Evaluation of $\int_{0}^{\infty} \cos(x)/(x^2+1)$ using complex analysis. Evaluate:
$$\int_{0}^{\infty} \frac{\cos(x)}{x^2 + 1} dx$$
Using only complex analysis. 
$$I = \int_{0}^{\infty} \frac{\cos(x)}{x^2 + 1} dx = (\frac{1}{2})\int_{-\infty}^{\infty} \frac{\cos(x)}{x^2 + 1} dx$$
Consider a contour $C$ with a upper-axis semi-circle $B$ and the axis running from $-R \to R$
We will compute: 
$$\oint_{C} \frac{\cos(z)}{z^2 + 1} dz$$
First:
$$z^2 + 1 = 0 \implies Z \in \{-i, i\}$$
Only, $z = i$ is in the semi circle region.
$$\text{Res}_{z=i} = \lim_{z \to i} (z-i)(f(i)) = \lim_{z \to i} \frac{\cos(z)}{z + i} = \frac{\cosh(1)}{2i}$$
Applying the residue theorem:
$$\oint_{C} \frac{\cos(z)}{z^2 + 1} dz = (2\pi i)\cdot \frac{\cosh(1)}{2i} = \pi\cdot\cosh(1)$$
$$\oint_{C} \frac{\cos(z)}{z^2 + 1} dz = \int_{-\infty}^{\infty} \frac{\cos(x)}{x^2 + 1} dx$$
But that is wrong, the answer for the full improper is:
$$\int_{-\infty}^{\infty} \frac{\cos(x)}{x^2 + 1} dx = \frac{\pi}{e}$$
What am I doing wrong?
 A: The cosine function does not vanish on the semicircle as $R \to \infty$; in fact, it does the opposite.  You need to either 1) take the real part of $e^{i x}$ in the upper half plane, or 2) use $\cos{x} = (e^{i x}+e^{-i x})/2$ and use both the upper and lower half planes, respectively.

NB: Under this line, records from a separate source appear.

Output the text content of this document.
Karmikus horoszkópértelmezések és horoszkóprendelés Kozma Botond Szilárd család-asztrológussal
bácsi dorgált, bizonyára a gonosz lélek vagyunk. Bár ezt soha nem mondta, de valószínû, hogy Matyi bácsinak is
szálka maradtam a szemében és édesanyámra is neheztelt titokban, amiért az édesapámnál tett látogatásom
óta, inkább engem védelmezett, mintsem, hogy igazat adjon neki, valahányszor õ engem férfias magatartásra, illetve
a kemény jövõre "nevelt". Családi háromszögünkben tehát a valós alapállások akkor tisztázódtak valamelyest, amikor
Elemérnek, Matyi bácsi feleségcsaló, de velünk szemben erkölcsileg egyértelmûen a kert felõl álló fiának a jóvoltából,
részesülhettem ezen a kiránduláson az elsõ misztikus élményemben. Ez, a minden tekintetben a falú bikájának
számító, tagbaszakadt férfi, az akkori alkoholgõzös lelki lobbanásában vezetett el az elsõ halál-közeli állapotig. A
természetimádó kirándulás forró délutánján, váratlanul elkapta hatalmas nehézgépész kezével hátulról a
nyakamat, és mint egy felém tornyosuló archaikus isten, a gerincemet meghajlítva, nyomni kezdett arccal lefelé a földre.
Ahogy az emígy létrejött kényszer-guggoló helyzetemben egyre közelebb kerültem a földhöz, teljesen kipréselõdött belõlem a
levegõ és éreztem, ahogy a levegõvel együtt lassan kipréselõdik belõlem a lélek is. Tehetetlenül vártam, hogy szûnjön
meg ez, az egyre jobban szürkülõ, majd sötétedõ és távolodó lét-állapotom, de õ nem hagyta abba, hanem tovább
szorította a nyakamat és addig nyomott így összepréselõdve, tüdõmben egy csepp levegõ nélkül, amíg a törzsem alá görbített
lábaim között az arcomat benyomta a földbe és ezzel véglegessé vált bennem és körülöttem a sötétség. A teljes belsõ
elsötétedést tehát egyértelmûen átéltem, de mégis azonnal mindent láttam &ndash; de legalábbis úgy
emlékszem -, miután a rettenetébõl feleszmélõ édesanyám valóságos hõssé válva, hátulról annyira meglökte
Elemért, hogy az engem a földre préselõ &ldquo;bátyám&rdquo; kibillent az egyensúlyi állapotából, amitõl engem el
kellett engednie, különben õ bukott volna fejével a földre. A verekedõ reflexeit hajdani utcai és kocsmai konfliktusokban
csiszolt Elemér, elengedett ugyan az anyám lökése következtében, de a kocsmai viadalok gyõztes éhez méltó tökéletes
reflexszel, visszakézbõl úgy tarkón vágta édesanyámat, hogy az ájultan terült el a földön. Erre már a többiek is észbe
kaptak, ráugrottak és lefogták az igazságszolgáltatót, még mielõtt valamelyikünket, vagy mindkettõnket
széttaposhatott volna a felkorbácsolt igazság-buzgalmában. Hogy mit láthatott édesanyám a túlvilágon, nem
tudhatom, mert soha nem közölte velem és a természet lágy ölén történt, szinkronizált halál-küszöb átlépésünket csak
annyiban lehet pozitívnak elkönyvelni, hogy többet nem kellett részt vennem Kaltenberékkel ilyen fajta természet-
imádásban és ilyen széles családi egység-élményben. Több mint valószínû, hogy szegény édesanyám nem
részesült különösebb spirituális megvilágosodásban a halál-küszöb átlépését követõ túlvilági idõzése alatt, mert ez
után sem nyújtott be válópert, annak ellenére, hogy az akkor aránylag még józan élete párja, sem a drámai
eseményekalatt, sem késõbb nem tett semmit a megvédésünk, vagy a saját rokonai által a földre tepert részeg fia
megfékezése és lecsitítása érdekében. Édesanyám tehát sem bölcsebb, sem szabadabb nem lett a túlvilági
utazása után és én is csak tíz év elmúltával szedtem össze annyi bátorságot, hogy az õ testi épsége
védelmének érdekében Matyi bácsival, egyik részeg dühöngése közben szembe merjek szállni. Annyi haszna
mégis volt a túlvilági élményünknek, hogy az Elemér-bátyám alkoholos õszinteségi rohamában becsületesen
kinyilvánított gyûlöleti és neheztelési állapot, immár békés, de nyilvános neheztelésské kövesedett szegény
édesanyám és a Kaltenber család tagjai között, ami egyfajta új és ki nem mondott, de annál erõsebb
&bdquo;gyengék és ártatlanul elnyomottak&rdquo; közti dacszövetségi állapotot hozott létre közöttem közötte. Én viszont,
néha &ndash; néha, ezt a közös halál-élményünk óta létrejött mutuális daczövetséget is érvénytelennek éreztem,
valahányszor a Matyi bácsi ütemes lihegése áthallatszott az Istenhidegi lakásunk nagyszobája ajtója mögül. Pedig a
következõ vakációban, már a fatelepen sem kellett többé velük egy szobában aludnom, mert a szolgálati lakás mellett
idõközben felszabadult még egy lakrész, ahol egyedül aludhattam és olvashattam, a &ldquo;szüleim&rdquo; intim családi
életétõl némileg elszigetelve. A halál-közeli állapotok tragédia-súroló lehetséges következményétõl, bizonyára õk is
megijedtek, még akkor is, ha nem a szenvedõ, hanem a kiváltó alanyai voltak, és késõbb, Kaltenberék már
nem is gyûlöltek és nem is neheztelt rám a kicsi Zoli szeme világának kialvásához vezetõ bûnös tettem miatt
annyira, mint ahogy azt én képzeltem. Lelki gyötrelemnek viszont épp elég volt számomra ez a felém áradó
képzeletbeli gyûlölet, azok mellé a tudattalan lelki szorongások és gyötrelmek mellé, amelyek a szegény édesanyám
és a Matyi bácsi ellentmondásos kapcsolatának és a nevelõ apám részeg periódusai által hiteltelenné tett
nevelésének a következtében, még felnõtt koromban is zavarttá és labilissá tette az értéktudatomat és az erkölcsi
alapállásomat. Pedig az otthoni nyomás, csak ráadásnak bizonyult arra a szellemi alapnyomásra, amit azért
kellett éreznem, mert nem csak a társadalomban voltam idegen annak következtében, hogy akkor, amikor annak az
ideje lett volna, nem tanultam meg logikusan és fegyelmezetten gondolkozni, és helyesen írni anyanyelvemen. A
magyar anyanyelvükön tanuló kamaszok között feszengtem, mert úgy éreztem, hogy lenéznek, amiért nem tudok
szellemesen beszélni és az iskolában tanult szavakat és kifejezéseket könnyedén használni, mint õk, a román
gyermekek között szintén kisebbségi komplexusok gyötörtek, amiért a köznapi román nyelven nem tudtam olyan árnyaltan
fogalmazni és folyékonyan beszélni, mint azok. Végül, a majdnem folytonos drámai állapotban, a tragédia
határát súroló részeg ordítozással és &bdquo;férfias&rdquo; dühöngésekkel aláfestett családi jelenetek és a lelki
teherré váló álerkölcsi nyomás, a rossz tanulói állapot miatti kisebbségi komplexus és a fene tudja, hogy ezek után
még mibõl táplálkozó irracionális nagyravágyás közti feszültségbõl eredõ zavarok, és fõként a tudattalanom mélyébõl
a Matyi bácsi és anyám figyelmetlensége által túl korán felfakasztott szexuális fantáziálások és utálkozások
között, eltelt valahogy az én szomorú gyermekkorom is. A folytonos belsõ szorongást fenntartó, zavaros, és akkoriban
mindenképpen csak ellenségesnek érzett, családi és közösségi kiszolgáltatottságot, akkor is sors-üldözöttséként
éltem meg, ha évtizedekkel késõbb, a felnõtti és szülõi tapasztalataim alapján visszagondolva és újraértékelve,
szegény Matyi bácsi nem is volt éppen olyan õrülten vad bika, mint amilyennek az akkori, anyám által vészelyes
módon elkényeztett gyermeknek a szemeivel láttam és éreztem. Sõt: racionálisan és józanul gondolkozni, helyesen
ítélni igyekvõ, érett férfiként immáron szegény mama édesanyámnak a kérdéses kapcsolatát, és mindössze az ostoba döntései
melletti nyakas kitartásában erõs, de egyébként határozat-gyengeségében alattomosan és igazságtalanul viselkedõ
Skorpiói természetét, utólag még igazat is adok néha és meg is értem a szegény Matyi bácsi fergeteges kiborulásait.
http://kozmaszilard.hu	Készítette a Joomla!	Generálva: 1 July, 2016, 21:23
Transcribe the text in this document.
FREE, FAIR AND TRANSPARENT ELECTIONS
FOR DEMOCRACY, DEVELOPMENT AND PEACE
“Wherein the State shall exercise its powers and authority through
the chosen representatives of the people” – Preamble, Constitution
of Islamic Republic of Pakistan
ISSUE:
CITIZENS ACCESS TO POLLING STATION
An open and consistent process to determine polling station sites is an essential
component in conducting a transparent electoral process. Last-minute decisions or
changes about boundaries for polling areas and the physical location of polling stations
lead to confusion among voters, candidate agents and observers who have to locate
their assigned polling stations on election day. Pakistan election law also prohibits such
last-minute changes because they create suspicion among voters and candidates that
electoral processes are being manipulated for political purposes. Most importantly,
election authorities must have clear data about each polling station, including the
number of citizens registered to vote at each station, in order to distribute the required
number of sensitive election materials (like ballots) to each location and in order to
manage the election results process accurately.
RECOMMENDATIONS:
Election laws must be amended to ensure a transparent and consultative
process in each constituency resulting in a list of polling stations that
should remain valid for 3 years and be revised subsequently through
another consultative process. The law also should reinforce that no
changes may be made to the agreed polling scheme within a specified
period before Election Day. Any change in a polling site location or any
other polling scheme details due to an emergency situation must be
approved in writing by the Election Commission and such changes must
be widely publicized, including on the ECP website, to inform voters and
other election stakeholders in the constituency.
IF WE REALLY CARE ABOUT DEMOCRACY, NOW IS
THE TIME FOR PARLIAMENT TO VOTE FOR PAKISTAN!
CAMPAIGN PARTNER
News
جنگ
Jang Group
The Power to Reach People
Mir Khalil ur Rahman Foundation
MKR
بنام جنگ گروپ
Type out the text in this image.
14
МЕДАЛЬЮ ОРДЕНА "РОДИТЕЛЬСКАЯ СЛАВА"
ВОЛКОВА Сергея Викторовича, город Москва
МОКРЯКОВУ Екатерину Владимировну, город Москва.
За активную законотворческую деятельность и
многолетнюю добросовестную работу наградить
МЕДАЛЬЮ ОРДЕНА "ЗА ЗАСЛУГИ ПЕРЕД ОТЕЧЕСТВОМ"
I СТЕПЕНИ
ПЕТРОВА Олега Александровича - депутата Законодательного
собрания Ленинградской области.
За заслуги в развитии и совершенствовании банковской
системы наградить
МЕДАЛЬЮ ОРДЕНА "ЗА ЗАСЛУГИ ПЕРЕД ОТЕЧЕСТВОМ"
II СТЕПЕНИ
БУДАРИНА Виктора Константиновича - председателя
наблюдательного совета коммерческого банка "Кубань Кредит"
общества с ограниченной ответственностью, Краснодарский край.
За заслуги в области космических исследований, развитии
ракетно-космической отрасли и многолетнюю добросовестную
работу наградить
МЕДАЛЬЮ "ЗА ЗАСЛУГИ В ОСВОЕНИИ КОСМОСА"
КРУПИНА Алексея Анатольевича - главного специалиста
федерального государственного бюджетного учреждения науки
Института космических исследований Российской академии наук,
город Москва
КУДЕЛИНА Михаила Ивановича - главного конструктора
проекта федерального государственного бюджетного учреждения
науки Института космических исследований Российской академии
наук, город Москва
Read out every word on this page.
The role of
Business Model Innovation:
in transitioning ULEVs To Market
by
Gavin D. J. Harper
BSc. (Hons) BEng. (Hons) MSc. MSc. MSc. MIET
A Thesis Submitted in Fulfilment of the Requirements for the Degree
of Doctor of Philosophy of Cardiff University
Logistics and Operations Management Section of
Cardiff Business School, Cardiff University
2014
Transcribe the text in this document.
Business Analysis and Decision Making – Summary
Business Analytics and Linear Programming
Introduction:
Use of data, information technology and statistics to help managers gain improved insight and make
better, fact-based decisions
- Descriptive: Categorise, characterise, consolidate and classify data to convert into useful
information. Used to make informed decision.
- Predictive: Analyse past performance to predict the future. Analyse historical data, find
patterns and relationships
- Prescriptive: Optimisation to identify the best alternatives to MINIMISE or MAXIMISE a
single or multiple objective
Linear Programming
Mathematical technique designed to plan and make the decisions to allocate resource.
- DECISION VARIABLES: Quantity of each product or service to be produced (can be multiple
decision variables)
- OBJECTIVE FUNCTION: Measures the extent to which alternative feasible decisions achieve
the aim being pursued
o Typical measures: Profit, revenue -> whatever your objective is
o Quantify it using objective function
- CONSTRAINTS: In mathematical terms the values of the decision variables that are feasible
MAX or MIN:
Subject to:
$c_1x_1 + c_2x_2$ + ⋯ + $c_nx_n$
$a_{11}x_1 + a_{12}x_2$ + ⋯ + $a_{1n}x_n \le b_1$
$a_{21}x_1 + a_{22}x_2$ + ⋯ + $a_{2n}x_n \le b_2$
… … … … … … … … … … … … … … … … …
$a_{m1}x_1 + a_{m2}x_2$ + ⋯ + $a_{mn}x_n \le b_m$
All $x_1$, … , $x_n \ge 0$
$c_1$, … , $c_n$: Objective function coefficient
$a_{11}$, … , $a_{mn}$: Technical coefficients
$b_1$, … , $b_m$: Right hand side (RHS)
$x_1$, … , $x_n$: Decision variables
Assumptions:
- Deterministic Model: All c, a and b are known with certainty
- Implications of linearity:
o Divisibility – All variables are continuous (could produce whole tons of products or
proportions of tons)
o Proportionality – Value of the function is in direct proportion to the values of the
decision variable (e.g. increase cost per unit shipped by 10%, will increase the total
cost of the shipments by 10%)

A: we use  $$f\left( z \right) = \frac{{e^{iz} }}{{1 + z^2 }}$$
A: we use  $$f\left( z \right) = \frac{{e^{iz} }}{{1 + z^2 }}$$
then take real parts of the resulting integral .using the same contour $C$ 

\begin{array}{l}
 i \in C; - i \notin C \\ 
 {\mathop{\rm Re}\nolimits} s\left( {f;i} \right) = \mathop {\lim }\limits_{z \to i} \left\{ {\left( {z - i} \right)\frac{{e^{iz} }}{{1 + z^2 }}} \right\} = \frac{{e^{ - 1} }}{{2i}} \\ 
 \end{array}
\begin{array}{l}
 \oint\limits_C {\frac{{e^{iz} }}{{1 + z^2 }}dz}  = \int\limits_{ - R}^{ + R} {\frac{{e^{ix} dx}}{{1 + x^2 }}}  + \int\limits_{S_R}  {\frac{{e^{iz} dz}}{{1 + z^2 }}}  = 
2\pi i\frac{{e^{ - 1} }}{{2i}} = \frac{\pi }{e} \\ 
  \Rightarrow \int\limits_{ - R}^{ + R} {\frac{{\cos \left( x \right)dx}}{{1 + x^2 }}}  + i\int\limits_{ - R}^{ + R} {\frac{{\sin \left( x \right)dx}}{{1 + x^2 }} + } \int\limits_{S_R}  {\frac{{e^{iz} dz}}{{1 + z^2 }}}  = \pi e^{ - 1}  \\ 
 2\int\limits_0^{ + R} {\frac{{\cos \left( x \right)dx}}{{1 + x^2 }}}  = \pi e^{ - 1} ;\quad \left( {\int\limits_{S_R}  {\frac{{e^{ix} dx}}{{1 + x^2 }} = 0} ;R \to  + \infty \int\limits_{ - R}^{ + R} {\frac{{\sin \left( x \right)dx}}{{1 + x^2 }} = 0} } \right) \\ 
 \mathop {\lim }\limits_{R \to  + \infty } \int\limits_0^{ + R} {\frac{{\cos \left( x \right)dx}}{{1 + x^2 }}}  = \frac{\pi }{2}e^{ - 1}  \\ 
 \end{array}
note:
but if $y = {\mathop{\rm Im}\nolimits} \left( z \right)$ then $\cos \left( z \right) \approx \frac{{e^{\left| y \right|} }}{{\left| z \right|^2 }}$ for large $\left| z \right|$
we have the estimate 
$
\left| {\int\limits_{C_R } {\frac{{e^{iz} }}{{z^2  + 1}}dz} } \right| \le \int\limits_{C_R } {\frac{{e^{ - y} }}{{R^2  - 1}}\left| {dz} \right|}  \le \frac{{\pi R}}{{R^2  - 1}} \to 0
$ as  $R \to \infty $ 
where $
y = {\mathop{\rm Im}\nolimits} \left( z \right) > 0
$by the residue theorem
$
\int\limits_{ - \infty }^{ + \infty } {\frac{{e^{ix} }}{{x^2  + 1}}dx = } 2\pi i\sum\limits_{{\mathop{\rm Im}\nolimits} a > 0} {{\mathop{\rm Re}\nolimits} s_a } \frac{{e^{iz} }}{{z^2  + 1}} = \frac{\pi }{e}
$